What This Means For You
Vaccines jumpstart the immune system and help them quickly recognize and fight a virus, but they do not prevent a virus from getting into the body in the first place. That’s why some people who have been fully vaccinated against COVID-19 have gotten a “breakthrough” infection. Getting vaccinated is still the best way to protect yourself not just from the virus, but from severe illness if you do get sick.
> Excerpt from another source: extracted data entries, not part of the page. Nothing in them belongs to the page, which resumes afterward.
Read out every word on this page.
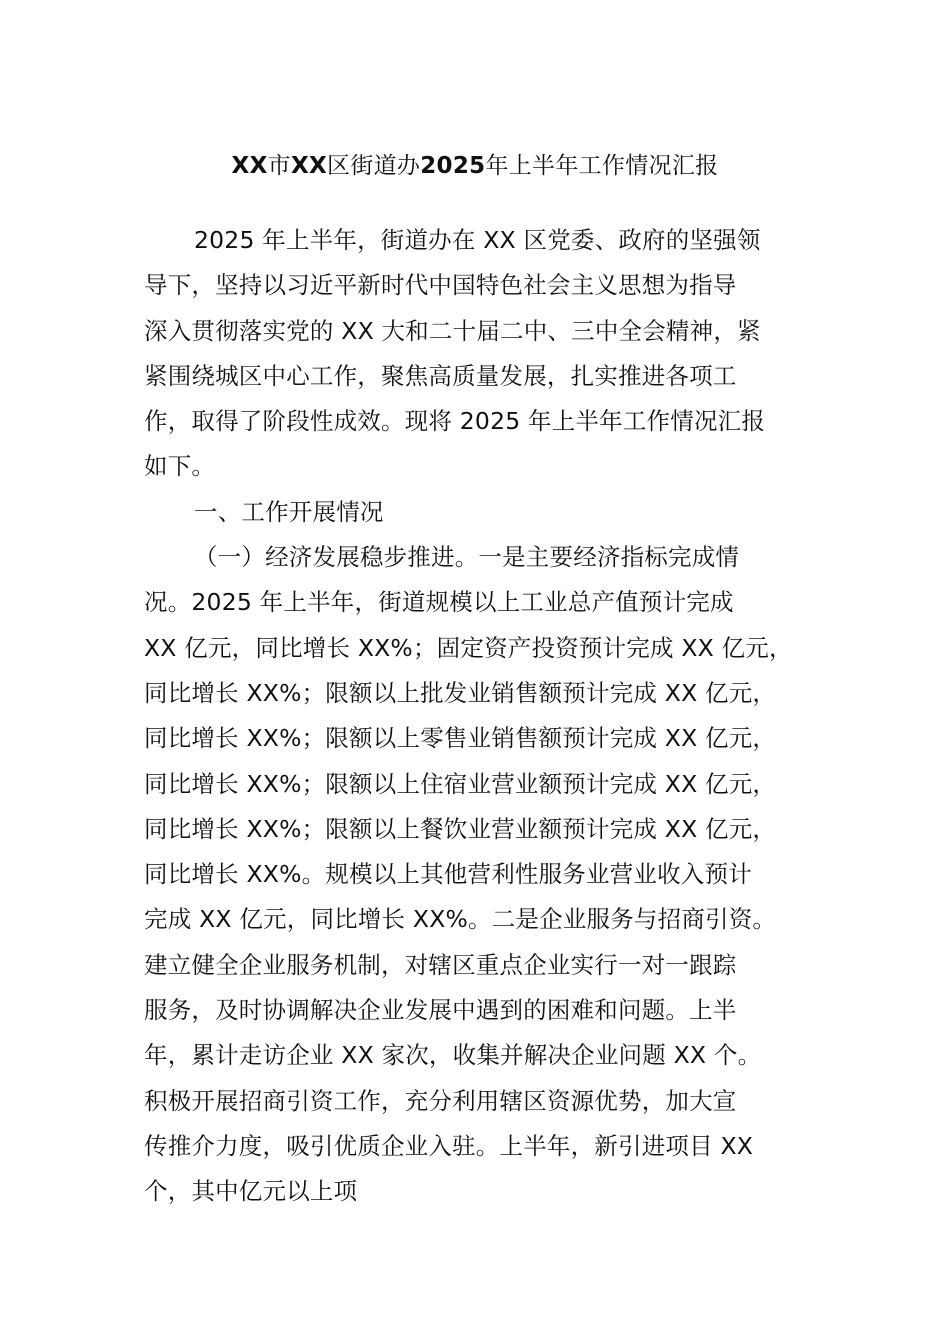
XX市XX区街道办2025年上半年工作情况汇报
2025 年上半年，街道办在 XX 区党委、政府的坚强领
导下，坚持以习近平新时代中国特色社会主义思想为指导
深入贯彻落实党的 XX 大和二十届二中、三中全会精神，紧
紧围绕城区中心工作，聚焦高质量发展，扎实推进各项工
作，取得了阶段性成效。现将 2025 年上半年工作情况汇报
如下。
一、工作开展情况
（一）经济发展稳步推进。一是主要经济指标完成情
况。2025 年上半年，街道规模以上工业总产值预计完成
XX 亿元，同比增长 XX%；固定资产投资预计完成 XX 亿元，
同比增长 XX%；限额以上批发业销售额预计完成 XX 亿元，
同比增长 XX%；限额以上零售业销售额预计完成 XX 亿元，
同比增长 XX%；限额以上住宿业营业额预计完成 XX 亿元，
同比增长 XX%；限额以上餐饮业营业额预计完成 XX 亿元，
同比增长 XX%。规模以上其他营利性服务业营业收入预计
完成 XX 亿元，同比增长 XX%。二是企业服务与招商引资。
建立健全企业服务机制，对辖区重点企业实行一对一跟踪
服务，及时协调解决企业发展中遇到的困难和问题。上半
年，累计走访企业 XX 家次，收集并解决企业问题 XX 个。
积极开展招商引资工作，充分利用辖区资源优势，加大宣
传推介力度，吸引优质企业入驻。上半年，新引进项目 XX
个，其中亿元以上项
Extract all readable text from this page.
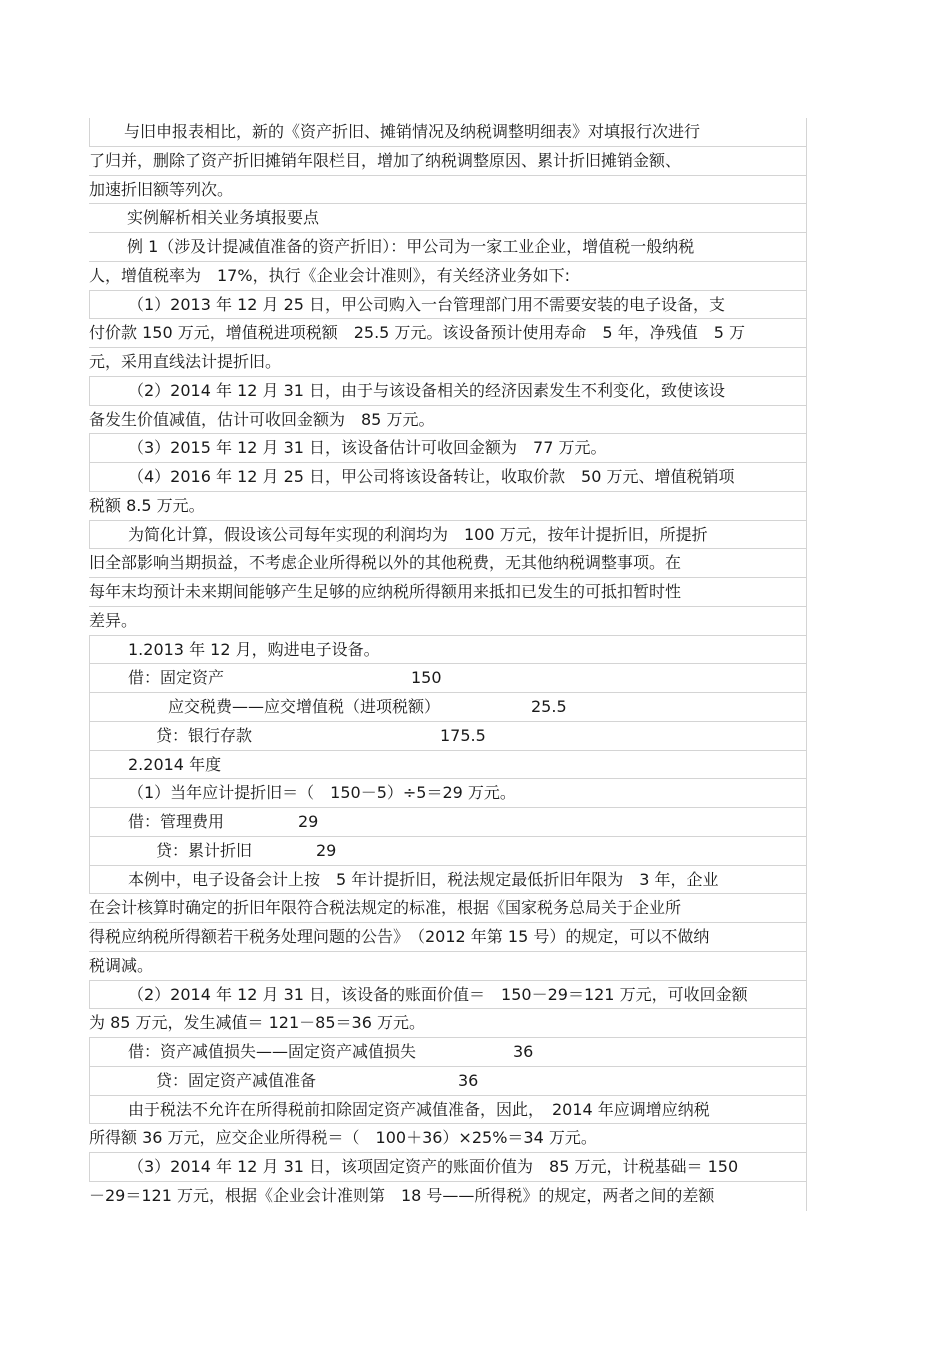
与旧申报表相比，新的《资产折旧、摊销情况及纳税调整明细表》对填报行次进行
了归并，删除了资产折旧摊销年限栏目，增加了纳税调整原因、累计折旧摊销金额、
加速折旧额等列次。
实例解析相关业务填报要点
例 1（涉及计提减值准备的资产折旧）：甲公司为一家工业企业，增值税一般纳税
人，增值税率为　17%，执行《企业会计准则》，有关经济业务如下:
（1）2013 年 12 月 25 日，甲公司购入一台管理部门用不需要安装的电子设备，支
付价款 150 万元，增值税进项税额　25.5 万元。该设备预计使用寿命　5 年，净残值　5 万
元，采用直线法计提折旧。
（2）2014 年 12 月 31 日，由于与该设备相关的经济因素发生不利变化，致使该设
备发生价值减值，估计可收回金额为　85 万元。
（3）2015 年 12 月 31 日，该设备估计可收回金额为　77 万元。
（4）2016 年 12 月 25 日，甲公司将该设备转让，收取价款　50 万元、增值税销项
税额 8.5 万元。
为简化计算，假设该公司每年实现的利润均为　100 万元，按年计提折旧，所提折
旧全部影响当期损益，不考虑企业所得税以外的其他税费，无其他纳税调整事项。在
每年末均预计未来期间能够产生足够的应纳税所得额用来抵扣已发生的可抵扣暂时性
差异。
1.2013 年 12 月，购进电子设备。
借：固定资产	150
应交税费——应交增值税（进项税额）	25.5
贷：银行存款	175.5
2.2014 年度
（1）当年应计提折旧＝（　150－5）÷5＝29 万元。
借：管理费用	29
贷：累计折旧	29
本例中，电子设备会计上按　5 年计提折旧，税法规定最低折旧年限为　3 年，企业
在会计核算时确定的折旧年限符合税法规定的标准，根据《国家税务总局关于企业所
得税应纳税所得额若干税务处理问题的公告》　（2012 年第 15 号）的规定，可以不做纳
税调减。
（2）2014 年 12 月 31 日，该设备的账面价值＝　150－29＝121 万元，可收回金额
为 85 万元，发生减值＝ 121－85＝36 万元。
借：资产减值损失——固定资产减值损失	36
贷：固定资产减值准备	36
由于税法不允许在所得税前扣除固定资产减值准备，因此，　2014 年应调增应纳税
所得额 36 万元，应交企业所得税＝（　100＋36）×25%＝34 万元。
（3）2014 年 12 月 31 日，该项固定资产的账面价值为　85 万元，计税基础＝ 150
－29＝121 万元，根据《企业会计准则第　18 号——所得税》的规定，两者之间的差额
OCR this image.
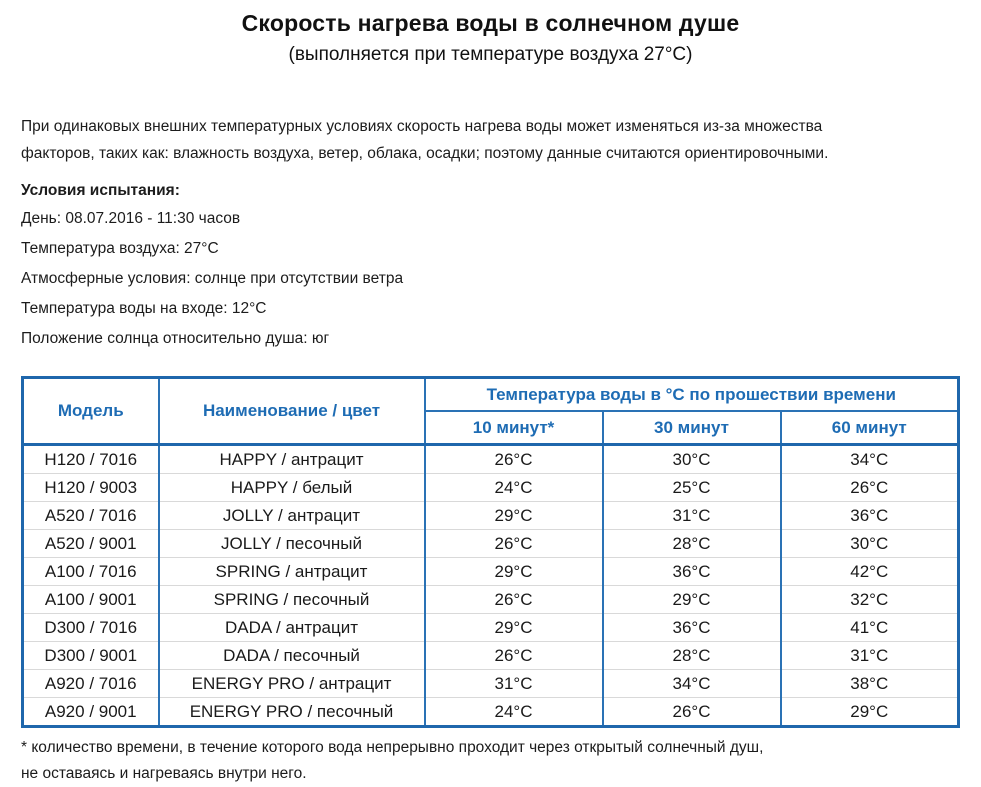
Скорость нагрева воды в солнечном душе
(выполняется при температуре воздуха 27°С)
При одинаковых внешних температурных условиях скорость нагрева воды может изменяться из-за множества
факторов, таких как: влажность воздуха, ветер, облака, осадки; поэтому данные считаются ориентировочными.
Условия испытания:
День: 08.07.2016 - 11:30 часов
Температура воздуха: 27°С
Атмосферные условия: солнце при отсутствии ветра
Температура воды на входе: 12°С
Положение солнца относительно душа: юг
Модель	Наименование / цвет	Температура воды в °С по прошествии времени		
		10 минут*	30 минут	60 минут
H120 / 7016	HAPPY / антрацит	26°С	30°С	34°С
H120 / 9003	HAPPY / белый	24°С	25°С	26°С
A520 / 7016	JOLLY / антрацит	29°С	31°С	36°С
A520 / 9001	JOLLY / песочный	26°С	28°С	30°С
A100 / 7016	SPRING / антрацит	29°С	36°С	42°С
A100 / 9001	SPRING / песочный	26°С	29°С	32°С
D300 / 7016	DADA / антрацит	29°С	36°С	41°С
D300 / 9001	DADA / песочный	26°С	28°С	31°С
A920 / 7016	ENERGY PRO / антрацит	31°С	34°С	38°С
A920 / 9001	ENERGY PRO / песочный	24°С	26°С	29°С
* количество времени, в течение которого вода непрерывно проходит через открытый солнечный душ,
не оставаясь и нагреваясь внутри него.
The Threat of the Delta Variant
The Delta variant of the COVID-19 virus is spreading rapidly, nearly doubling cases every 10 days, Dowdy says. The variant is highly transmissible, causing spikes in hospitalizations in states with low vaccination rates. Because the Delta variant is more easily transmitted, Dowdy explains, vaccinated people are more likely to come into contact with unvaccinated people infected with the variant, leading to a breakthrough infection. Still, this variant doesn’t tell the whole story. “It’s important to somewhat separate the Delta variant from just increased transmission as a whole,” Dowdy says. “The Delta variant has come on the scene, but at the same time we as a society have been living life a little more freely.”Many states have loosened protocols from the early days of the pandemic—like mask-wearing and social distancing. This summer, people are also gathering and traveling more “How much of the increase in infections is due to the Delta variant versus due to our behavior is not entirely known, but my bias is that it’s more due to our behavior than to the variant,” Dowdy says, noting that other countries have been dealing with the Delta variant longer than the U.S., but have not had the same spike in deaths. Breakthrough COVID-19 cases are more common because infections are more common, Vermund adds. The cases will be more common in states with low vaccination rates that are keeping transmission high and less common in areas with high vaccination uptake. “All of us are more likely to be in contact with someone who is infected, and perhaps even to contact them more closely than we would have before, meaning there might be more of the virus transmitted than before,” Vermund says. “And the more of those events that happen, the more likely it is going to happen that the virus makes it past that head start we’ve given our immune systems with the vaccine.”